Accel-align is a fast alignment tool implemented in C++ programming language.
You can now pull a preconfigured docker container to get the binaries:
docker run -it rajaappuswamy/accel-align
If you prefer to do a non-docker install, download and install Intel TBB first.
make
It's mandatory to build the index before alignment. Options:
-l INT the length of k-mers [32]
Example:
path-to-accel-align/accindex -l 32 path-to-ref/ref.fna
It will generate the index aside the reference genome as path-to-ref/ref.fna.hash
.
When the alignment is triggered, the index will be loaded in memory automatically.
Options:
-t INT number of cpu threads to use [1].
-l INT length of seed [32].
-o name of output file to use.
-x alignment-free.
-w use WFA for extension. It's using KSW by default.
-p the maximum distance allowed between the paired-end reads [1000].
-d disable embedding, extend all candidates from seeding (this mode is super slow, only for benchmark).
-f Report fuzzy position approximately. This disables the rectification of normalized start position by shifted embeddings.
Note: maximum read length and read name length supported are 512.

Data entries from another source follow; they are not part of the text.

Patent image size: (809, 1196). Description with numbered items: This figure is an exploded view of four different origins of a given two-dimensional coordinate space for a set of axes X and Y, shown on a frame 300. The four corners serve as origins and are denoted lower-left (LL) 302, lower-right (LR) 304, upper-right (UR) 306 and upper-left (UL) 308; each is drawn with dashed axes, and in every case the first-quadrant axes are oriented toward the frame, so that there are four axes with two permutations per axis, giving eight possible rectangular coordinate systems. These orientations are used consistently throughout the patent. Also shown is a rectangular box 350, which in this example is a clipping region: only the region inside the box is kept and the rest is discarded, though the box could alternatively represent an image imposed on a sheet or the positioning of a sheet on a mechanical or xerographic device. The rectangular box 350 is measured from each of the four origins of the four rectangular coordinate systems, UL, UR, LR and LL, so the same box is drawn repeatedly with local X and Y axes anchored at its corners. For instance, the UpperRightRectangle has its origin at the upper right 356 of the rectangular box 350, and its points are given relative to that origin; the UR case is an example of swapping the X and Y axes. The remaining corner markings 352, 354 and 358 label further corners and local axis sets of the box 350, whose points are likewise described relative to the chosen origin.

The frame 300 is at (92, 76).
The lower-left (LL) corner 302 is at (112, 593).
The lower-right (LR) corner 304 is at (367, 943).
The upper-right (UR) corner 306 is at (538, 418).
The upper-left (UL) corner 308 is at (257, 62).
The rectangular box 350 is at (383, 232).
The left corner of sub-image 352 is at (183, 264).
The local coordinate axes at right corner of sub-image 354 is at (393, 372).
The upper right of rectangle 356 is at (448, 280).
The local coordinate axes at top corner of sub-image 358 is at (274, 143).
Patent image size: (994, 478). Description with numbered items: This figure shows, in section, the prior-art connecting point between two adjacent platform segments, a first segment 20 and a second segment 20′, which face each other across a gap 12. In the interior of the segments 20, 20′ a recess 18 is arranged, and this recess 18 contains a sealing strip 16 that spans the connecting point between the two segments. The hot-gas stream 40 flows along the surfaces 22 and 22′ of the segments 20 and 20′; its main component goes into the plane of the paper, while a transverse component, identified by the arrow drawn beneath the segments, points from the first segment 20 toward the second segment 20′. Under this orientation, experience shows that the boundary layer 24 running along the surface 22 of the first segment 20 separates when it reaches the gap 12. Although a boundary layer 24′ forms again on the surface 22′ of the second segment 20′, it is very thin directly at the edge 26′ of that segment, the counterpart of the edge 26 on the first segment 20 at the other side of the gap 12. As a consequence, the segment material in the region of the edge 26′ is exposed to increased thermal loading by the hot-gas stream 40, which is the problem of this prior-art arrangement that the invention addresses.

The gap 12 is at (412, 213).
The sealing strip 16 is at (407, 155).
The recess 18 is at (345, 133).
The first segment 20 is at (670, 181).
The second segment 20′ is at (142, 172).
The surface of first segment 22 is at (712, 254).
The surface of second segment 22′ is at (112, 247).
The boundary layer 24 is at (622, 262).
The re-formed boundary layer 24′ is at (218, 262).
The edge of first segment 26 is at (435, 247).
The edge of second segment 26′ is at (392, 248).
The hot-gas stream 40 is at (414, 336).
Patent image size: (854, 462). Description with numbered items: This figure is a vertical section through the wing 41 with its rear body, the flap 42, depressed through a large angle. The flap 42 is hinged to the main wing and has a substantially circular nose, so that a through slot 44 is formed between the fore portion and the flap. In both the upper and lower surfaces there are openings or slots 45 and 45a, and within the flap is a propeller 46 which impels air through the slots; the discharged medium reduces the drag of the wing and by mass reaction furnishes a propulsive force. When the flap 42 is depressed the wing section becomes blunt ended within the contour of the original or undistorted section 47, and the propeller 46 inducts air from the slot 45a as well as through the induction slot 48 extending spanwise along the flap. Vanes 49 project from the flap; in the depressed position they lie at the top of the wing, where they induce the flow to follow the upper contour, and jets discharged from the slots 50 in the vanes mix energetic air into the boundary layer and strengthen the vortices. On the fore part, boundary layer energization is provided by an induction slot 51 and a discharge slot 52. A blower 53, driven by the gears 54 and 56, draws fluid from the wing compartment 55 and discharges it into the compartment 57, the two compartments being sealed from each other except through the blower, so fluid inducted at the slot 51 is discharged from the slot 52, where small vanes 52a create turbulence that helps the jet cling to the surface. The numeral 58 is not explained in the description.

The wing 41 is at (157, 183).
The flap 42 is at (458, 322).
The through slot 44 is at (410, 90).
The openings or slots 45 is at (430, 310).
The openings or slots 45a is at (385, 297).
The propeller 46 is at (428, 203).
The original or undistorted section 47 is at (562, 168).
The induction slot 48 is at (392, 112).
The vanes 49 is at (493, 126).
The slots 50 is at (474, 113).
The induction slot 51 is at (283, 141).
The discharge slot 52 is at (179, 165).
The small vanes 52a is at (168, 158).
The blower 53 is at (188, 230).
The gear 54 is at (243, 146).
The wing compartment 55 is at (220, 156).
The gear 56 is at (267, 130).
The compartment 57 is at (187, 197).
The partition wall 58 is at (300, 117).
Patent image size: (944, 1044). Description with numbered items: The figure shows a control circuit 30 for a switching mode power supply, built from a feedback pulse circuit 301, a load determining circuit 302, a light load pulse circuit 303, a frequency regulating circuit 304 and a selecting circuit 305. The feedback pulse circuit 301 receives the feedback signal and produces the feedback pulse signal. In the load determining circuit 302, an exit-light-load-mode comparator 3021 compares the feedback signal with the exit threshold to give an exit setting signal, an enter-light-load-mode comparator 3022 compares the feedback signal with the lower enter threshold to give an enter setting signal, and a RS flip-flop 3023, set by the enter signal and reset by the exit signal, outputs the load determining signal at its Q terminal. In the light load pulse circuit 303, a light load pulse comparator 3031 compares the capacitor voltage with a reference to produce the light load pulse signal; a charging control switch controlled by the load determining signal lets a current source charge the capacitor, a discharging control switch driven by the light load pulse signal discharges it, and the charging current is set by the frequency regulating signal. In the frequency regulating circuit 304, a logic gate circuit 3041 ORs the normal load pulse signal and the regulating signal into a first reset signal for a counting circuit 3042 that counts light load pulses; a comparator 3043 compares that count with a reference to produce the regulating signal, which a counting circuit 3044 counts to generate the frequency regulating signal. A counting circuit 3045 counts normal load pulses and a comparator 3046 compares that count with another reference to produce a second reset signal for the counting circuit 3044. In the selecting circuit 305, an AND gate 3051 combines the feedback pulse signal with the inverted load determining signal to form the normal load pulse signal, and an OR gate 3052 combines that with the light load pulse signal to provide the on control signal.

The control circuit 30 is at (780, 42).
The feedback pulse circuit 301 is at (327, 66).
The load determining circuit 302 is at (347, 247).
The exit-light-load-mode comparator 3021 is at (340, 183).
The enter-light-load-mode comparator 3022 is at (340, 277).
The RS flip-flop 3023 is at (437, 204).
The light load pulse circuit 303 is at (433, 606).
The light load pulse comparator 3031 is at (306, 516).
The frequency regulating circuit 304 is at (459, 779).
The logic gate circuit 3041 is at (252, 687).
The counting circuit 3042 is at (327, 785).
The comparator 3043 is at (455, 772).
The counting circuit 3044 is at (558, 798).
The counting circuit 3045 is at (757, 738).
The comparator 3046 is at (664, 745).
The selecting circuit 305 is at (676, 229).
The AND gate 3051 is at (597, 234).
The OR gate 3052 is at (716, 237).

path-to-accel-align/accalign options ref.fna read1.fastq read2.fastq
Example:
path-to-accel-align/accalign -l 32 -t 4 -o output-path/out.sam \
path-to-ref/ref.fna input-path/read1.fastq input-path/read2.fastq
path-to-accel-align/accalign options ref.fna read.fastq
Example:
path-to-accel-align/accalign -l 32 -t 4 -o output-path/out.sam \
path-to-ref/ref.fna input-path/read.fastq
Accel-Align does base-to-base align by default. However, Accel-Align supports alignment-free mapping mode where the
position is reported without the CIGAR string.
-x
option will enable the alignment-free mode.
Example:
path-to-accel-align/accalign -l 32 -t 4 -x -o output-path/out.sam \
path-to-ref/ref.fna input-path/read.fastq
If you use Accel-align in your work, please cite https://doi.org/10.1186/s12859-021-04162-z and https://doi.org/10.1109/IPDPSW55747.2022.00036:
Yan, Y., Chaturvedi, N. & Appuswamy, R. Accel-Align: a fast sequence mapper and aligner based on the seed–embed–extend method. BMC Bioinformatics 22, 257 (2021).
Yan Y, Chaturvedi N, Appuswamy R. Optimizing the accuracy of randomized embedding for sequence alignment[C]. 2022 IEEE International Parallel and Distributed Processing Symposium Workshops (IPDPSW). IEEE, 2022: 144-151.